The UAE registered the biggest m/m gain, up by 40 thousand b/d to 2.85 mb/d (117% compliance) as upstream maintenance eased. Iraq increased output by 20 thousand b/d to 4.39 mb/d (81% compliance) as around 50 thousand b/d of production from fields around Kirkuk resumed mid-month. Various reports had suggested various pieces of maintenance at the southern terminals might constrain exports, and hence limit production, in April. However, the latest indications are that work on one of the 0.9 mb/d SPMs has been delayed until May/June and a new offshore pipeline from the Fao terminal is now complete. The 0.35 mb/d Khor al-Amaya terminal has been out of action since a leak in late February and the new pipeline should replace a heavily-corroded old one, allowing exports to resume. Unless the maintenance schedule changes again, we do not expect it to cut southern exports, although the new pipeline may not allow volumes to rise much beyond 3.5 mb/d as other infrastructure constraints persist.

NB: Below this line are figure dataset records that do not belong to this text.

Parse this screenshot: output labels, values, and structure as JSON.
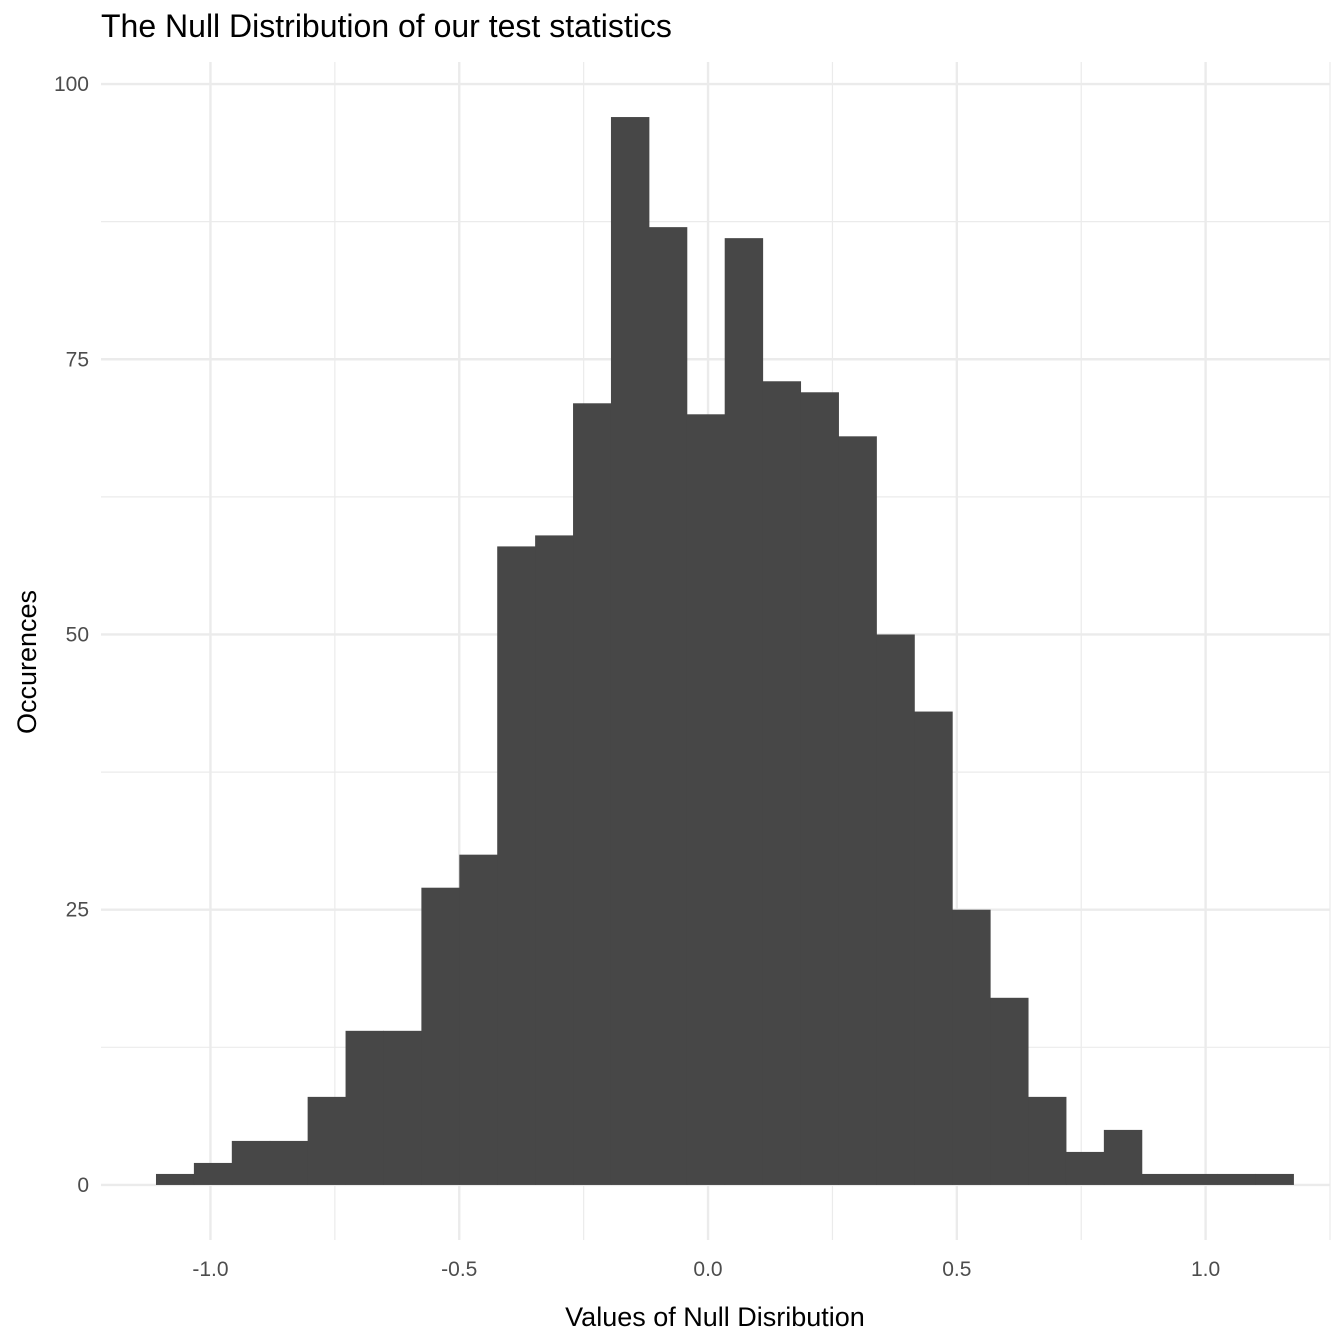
{
  "chart_data": {
    "type": "bar",
    "subtype": "histogram",
    "title": "The Null Distribution of our test statistics",
    "xlabel": "Values of Null Disribution",
    "ylabel": "Occurences",
    "bar_color": "#474747",
    "grid_color": "#ebebeb",
    "grid": true,
    "xlim": [
      -1.22,
      1.25
    ],
    "ylim": [
      -5,
      102
    ],
    "x_ticks": [
      -1.0,
      -0.5,
      0.0,
      0.5,
      1.0
    ],
    "x_tick_labels": [
      "-1.0",
      "-0.5",
      "0.0",
      "0.5",
      "1.0"
    ],
    "y_ticks": [
      0,
      25,
      50,
      75,
      100
    ],
    "y_tick_labels": [
      "0",
      "25",
      "50",
      "75",
      "100"
    ],
    "bin_start": -1.1095,
    "bin_width": 0.0762,
    "counts": [
      1,
      2,
      4,
      4,
      8,
      14,
      14,
      27,
      30,
      58,
      59,
      71,
      97,
      87,
      70,
      86,
      73,
      72,
      68,
      50,
      43,
      25,
      17,
      8,
      3,
      5,
      1,
      1,
      1,
      1
    ]
  }
}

The average of third-party estimates we collect shows OPEC output falling by 0.18 mb/d to 32.07 mb/d, raising compliance to 160%. Differences were limited, although third parties show a smaller m/m decline of 40 thousand b/d in Algerian output to 1.01 mb/d (158% compliance).

We expect OPEC production to remain broadly flat m/m in April. Beyond that, Saudi Arabia has said it will continue to constrain exports in May, suggesting it will keep production below 10 mb/d, and, as noted, there is also downside risk unless the pace of Venezuelan declines eases.